Hakim juga harus mampu menyusun legal reasoning. Legal reasoning atau yang sering disebut penalaran hukum merupakan penelusuran alasan tentang hukum atau pencarian dasar tentang bagaimana seorang Hakim memutus perkara. Kenneth J. Vandeveld menyebutkan dalam melakukan penalaran hukum terdapat 5 langkah, yakni:
- Mengidentifikasi sumber hukum yang mungkin biasanya berupa peraturan perundang-undangan dan putusan pengadilan (identify the applicable sourcer of law). Argumentasi hukum bukan merupakan bagian dari logika hukum, tetapi merupakan bagian dari teori hukum.
- Menganalisis sumber hukum tersebut untuk menetapkan aturan hukum yang mungkin dan kebijakan dalam aturan tersebut (analyse the sourcer of law);
- Mensintesiskan aturan hukum tersebut dalam suatu struktur yang koheren, maksudnya adalah mengelompokkan aturan-aturan khusus di bawah aturan umum. (synthesize the applicable rules of law into a coherent structure).
- Menelaah fakta-fakta yang tersedia (research the available fact)
- Menerapkan struktur aturan kepada fakta-fakta untuk memastikan hak atau kewajiban yang timbul dari fakta tersebut. Dalam hal ini menggunakan kebijakan yang terletak dalam aturan-aturan hukum dalam hal memecahkan kasus-kasus sulit (apply the structure of rules to the facts).
Tentunya dalam menyusun legal reasoning butuh kefasihan Bahasa dan teknik dalam penulisan sesuai dengan kaidah Bahasa Indonesia dan Bahasa hukum.
Setelah memahami penerapan asas-asas hukum, dalam menyusun argumentasi hukum harus bersandar pada sumber hukum yang berlaku. Sumber hukum meliputi undang-undang, adat/kebiasaan, doktrin, traktat/perjanjian, dan yurisprudensi. Sehingga sumber hukum akan menjadi alat atau lentera dan menjadi pengendali Hakim dalam penerapan suatu hukum.

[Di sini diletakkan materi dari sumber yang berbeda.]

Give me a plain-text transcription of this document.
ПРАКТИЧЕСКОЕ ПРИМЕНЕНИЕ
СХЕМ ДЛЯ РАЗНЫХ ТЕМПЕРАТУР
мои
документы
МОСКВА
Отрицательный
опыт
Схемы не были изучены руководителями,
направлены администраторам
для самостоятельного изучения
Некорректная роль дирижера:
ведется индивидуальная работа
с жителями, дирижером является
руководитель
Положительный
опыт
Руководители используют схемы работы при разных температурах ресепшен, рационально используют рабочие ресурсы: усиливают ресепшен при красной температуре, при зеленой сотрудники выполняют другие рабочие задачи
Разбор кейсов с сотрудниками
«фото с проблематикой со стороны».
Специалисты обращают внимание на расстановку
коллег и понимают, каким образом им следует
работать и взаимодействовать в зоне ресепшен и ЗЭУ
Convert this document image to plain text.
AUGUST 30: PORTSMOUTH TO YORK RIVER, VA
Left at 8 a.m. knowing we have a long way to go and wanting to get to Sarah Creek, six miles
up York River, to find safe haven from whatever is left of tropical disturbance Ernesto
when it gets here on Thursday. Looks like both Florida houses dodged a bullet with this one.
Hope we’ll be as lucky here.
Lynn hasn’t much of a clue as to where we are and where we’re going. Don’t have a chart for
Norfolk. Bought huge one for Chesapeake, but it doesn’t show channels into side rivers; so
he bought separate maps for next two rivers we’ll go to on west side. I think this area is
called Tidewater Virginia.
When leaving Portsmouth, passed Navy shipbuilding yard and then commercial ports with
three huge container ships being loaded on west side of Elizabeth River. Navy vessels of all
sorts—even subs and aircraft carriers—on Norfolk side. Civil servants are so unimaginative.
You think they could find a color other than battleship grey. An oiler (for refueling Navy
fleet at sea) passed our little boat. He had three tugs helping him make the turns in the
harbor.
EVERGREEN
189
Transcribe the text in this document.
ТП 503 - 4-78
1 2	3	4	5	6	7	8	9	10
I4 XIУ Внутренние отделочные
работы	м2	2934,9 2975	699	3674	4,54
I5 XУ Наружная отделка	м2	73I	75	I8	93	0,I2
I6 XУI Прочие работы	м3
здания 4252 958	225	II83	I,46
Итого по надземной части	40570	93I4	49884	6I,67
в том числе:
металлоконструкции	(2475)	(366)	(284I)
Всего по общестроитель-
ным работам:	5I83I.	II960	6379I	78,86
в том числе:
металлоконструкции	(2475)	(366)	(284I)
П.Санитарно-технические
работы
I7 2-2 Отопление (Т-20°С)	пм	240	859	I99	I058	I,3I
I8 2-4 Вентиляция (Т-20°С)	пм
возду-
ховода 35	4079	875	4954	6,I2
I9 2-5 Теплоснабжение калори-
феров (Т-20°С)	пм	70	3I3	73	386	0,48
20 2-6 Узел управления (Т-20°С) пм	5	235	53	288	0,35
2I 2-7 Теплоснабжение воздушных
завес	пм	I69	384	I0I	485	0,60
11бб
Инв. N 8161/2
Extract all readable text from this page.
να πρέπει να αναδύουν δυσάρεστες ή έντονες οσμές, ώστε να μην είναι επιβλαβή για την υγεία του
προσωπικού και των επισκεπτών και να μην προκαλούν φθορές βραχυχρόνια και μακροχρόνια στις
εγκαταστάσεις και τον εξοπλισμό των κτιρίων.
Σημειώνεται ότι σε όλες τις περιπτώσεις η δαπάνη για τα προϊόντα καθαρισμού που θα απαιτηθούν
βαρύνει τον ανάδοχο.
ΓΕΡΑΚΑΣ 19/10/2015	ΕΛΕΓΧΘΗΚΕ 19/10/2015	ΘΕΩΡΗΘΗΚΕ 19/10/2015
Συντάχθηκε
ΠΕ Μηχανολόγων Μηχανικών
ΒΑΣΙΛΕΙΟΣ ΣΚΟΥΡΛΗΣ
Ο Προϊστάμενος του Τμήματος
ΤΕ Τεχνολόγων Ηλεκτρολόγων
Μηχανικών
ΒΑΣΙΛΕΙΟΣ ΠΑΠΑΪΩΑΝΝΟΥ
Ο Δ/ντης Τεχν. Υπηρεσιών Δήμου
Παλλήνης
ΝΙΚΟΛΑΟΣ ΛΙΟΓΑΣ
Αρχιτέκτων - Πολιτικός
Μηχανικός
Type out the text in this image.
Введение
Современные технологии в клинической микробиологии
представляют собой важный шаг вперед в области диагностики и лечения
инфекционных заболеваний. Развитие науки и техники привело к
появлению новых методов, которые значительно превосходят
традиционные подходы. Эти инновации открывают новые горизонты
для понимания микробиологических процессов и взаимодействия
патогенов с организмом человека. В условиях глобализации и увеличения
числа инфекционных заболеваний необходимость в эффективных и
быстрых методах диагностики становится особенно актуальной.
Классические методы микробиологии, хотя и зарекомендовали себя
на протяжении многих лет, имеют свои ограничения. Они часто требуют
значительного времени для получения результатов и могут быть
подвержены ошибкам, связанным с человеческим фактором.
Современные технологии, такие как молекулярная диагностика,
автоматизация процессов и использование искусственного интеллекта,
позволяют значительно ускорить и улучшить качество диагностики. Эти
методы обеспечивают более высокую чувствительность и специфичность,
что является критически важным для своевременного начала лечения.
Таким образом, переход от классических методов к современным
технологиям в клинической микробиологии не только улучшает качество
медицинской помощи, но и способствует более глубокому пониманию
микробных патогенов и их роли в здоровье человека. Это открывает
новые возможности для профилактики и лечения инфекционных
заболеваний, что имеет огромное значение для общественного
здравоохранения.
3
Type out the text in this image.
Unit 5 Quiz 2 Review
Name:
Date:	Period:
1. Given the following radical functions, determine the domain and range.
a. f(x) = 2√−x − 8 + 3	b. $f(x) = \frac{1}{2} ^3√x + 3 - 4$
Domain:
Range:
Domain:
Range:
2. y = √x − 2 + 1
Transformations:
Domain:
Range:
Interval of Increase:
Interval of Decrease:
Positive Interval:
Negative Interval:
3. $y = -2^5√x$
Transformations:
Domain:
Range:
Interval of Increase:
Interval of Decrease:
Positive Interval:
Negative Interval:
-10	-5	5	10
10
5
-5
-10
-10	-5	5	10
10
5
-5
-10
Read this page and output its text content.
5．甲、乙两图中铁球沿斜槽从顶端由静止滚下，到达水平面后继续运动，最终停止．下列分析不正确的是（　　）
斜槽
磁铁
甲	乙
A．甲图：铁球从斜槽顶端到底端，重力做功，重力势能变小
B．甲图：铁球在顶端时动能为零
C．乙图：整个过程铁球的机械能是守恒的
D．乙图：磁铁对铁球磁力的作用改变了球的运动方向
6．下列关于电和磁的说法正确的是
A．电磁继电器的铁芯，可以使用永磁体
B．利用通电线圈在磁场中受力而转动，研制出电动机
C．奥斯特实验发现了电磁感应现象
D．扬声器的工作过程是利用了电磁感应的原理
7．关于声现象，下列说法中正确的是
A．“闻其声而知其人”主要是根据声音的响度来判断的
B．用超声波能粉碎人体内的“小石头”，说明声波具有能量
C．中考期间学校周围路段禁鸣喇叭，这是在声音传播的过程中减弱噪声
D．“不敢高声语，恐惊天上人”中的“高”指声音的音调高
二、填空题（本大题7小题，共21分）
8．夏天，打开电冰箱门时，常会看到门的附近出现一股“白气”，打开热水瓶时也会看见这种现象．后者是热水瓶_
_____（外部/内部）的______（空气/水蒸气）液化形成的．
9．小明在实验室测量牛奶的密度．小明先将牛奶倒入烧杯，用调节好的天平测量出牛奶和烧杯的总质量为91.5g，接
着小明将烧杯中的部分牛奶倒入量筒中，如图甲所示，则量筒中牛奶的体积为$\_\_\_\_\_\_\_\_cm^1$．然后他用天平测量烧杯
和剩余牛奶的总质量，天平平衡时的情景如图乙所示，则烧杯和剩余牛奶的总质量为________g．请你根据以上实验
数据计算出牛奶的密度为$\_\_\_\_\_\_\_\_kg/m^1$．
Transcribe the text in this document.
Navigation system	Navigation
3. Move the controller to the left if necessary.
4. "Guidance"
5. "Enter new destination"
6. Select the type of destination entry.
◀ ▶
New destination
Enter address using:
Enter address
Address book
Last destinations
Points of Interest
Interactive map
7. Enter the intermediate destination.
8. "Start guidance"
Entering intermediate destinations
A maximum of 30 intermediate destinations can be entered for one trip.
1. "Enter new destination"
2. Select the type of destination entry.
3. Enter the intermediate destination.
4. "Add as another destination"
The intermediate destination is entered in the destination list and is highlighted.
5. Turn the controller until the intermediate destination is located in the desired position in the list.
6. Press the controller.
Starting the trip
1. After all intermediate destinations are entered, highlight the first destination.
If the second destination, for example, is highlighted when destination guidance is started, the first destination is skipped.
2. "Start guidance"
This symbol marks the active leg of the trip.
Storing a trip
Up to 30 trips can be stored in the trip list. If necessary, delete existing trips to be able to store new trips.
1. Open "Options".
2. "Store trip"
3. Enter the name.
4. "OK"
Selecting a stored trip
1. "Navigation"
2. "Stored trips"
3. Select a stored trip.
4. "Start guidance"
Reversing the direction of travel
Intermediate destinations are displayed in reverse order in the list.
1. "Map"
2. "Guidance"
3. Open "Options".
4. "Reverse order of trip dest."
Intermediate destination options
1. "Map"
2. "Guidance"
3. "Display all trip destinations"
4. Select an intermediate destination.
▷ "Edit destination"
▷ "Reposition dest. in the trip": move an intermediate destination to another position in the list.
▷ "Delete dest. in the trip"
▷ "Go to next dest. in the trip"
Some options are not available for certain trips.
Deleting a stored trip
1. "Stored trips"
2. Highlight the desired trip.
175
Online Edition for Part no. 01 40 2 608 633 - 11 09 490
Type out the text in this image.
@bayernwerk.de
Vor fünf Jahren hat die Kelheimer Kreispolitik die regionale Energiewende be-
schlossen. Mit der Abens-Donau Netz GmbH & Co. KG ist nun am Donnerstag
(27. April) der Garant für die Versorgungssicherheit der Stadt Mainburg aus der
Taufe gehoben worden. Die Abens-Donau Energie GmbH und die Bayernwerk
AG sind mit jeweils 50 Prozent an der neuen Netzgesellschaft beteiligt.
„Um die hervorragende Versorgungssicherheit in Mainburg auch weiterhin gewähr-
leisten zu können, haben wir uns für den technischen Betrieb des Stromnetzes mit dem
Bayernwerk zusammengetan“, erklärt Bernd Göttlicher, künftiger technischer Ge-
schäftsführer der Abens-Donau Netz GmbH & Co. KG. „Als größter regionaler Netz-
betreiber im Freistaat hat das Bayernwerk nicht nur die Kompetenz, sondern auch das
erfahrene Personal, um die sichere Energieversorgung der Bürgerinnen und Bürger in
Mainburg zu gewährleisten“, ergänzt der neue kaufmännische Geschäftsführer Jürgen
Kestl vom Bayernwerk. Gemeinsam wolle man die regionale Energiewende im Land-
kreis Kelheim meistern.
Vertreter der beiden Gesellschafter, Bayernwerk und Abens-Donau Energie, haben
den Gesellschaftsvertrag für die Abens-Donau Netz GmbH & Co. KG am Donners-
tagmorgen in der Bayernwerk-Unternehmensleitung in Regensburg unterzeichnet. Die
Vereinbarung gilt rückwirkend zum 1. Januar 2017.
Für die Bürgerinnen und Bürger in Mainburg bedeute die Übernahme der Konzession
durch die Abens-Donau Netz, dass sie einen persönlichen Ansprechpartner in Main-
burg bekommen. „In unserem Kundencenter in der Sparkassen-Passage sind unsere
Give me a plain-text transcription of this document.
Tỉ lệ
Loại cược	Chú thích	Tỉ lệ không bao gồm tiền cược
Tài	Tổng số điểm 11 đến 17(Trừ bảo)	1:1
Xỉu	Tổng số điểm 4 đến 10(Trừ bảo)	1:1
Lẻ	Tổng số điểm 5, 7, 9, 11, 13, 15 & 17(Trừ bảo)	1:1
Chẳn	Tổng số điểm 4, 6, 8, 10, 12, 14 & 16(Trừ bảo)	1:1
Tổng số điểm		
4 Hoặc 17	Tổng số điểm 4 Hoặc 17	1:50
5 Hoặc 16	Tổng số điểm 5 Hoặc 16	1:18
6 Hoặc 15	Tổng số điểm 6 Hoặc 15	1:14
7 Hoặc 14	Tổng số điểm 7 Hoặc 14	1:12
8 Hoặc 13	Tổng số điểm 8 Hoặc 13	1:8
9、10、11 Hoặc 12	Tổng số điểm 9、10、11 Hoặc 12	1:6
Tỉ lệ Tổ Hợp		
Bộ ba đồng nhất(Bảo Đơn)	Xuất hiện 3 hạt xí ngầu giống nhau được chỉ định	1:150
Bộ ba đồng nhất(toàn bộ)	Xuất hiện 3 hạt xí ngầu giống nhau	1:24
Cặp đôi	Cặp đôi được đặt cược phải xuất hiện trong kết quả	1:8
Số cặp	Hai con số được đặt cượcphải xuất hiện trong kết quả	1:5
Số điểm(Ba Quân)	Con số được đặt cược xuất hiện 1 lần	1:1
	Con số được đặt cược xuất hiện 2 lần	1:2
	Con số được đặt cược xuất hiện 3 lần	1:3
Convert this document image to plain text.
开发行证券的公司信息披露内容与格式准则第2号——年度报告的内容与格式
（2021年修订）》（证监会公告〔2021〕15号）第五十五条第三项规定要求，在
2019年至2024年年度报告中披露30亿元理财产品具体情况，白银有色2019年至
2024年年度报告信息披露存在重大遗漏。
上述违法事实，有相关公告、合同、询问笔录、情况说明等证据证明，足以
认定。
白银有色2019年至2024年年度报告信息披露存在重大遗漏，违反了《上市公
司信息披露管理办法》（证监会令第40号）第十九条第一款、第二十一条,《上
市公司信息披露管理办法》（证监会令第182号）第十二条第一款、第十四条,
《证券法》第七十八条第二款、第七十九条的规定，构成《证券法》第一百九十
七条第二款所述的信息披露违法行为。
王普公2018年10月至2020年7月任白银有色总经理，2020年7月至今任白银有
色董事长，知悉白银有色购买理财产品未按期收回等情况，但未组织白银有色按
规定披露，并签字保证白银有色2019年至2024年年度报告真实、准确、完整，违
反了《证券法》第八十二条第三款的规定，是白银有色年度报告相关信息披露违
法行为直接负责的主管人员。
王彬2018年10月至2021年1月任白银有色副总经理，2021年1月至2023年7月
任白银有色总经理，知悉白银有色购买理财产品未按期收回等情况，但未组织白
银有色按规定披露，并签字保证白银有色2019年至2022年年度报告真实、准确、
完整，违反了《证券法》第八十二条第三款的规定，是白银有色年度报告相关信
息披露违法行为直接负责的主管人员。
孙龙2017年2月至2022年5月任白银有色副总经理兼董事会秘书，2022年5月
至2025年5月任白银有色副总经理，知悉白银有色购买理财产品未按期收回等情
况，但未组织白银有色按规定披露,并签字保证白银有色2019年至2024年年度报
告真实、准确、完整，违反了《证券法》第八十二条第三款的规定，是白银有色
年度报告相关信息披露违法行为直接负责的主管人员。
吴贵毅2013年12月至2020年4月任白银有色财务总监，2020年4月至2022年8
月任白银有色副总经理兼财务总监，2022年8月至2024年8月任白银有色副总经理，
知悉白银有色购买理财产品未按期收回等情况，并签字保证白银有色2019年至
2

Sedangkan dalam konsep hukum islam Hakim harus mengacu dan menerapkan kaidah-kaidah hukum islam yang tertuang dalam Maqhasid al-Syari’ah.
Kemudian dalam penerapan kaidah hukum berdasar pada peraturan yang berlaku, sehingga dapat digunakan sebagai solusi dalam menyelesaikan suatu sengketa yang praktis baik individu maupun kolektif dengan cara yang arif dan bijaksana.
Oleh karenanya, bahwa hakim sebelum mengambil keputusan harus memperhatikan 7 (tujuh) hal penting:
- Identifikasi gugatan dalam perkara tersebut menjadi kewenangan Pengadilan Agama.
- Memeriksa kedudukan para pihak Legal standing (keadaan dimana seorang pihak ditentukan telah memenuhi syarat dan mempunyai hak untuk mengajukan permohonan ke muka pengadilan).
- Identifikasi pokok gugatan baik posita dan petitumnya.
- Identifikasi jawaban atas gugatan Penggugat.
- Beban pembuktian
- Hasil pembuktian
- Kesimpulan dari masing-masing para pihak berperkara
Jika kesemuanya telah dilaksanakan maka sangat lah mungkin putusan hakim akan mencapai putusan yang ideal. Tentunya Hakim tidak boleh terlepas dari ketiga tujuan hukum yakni keadilan, kepastian hukum, dan kemanfaatan.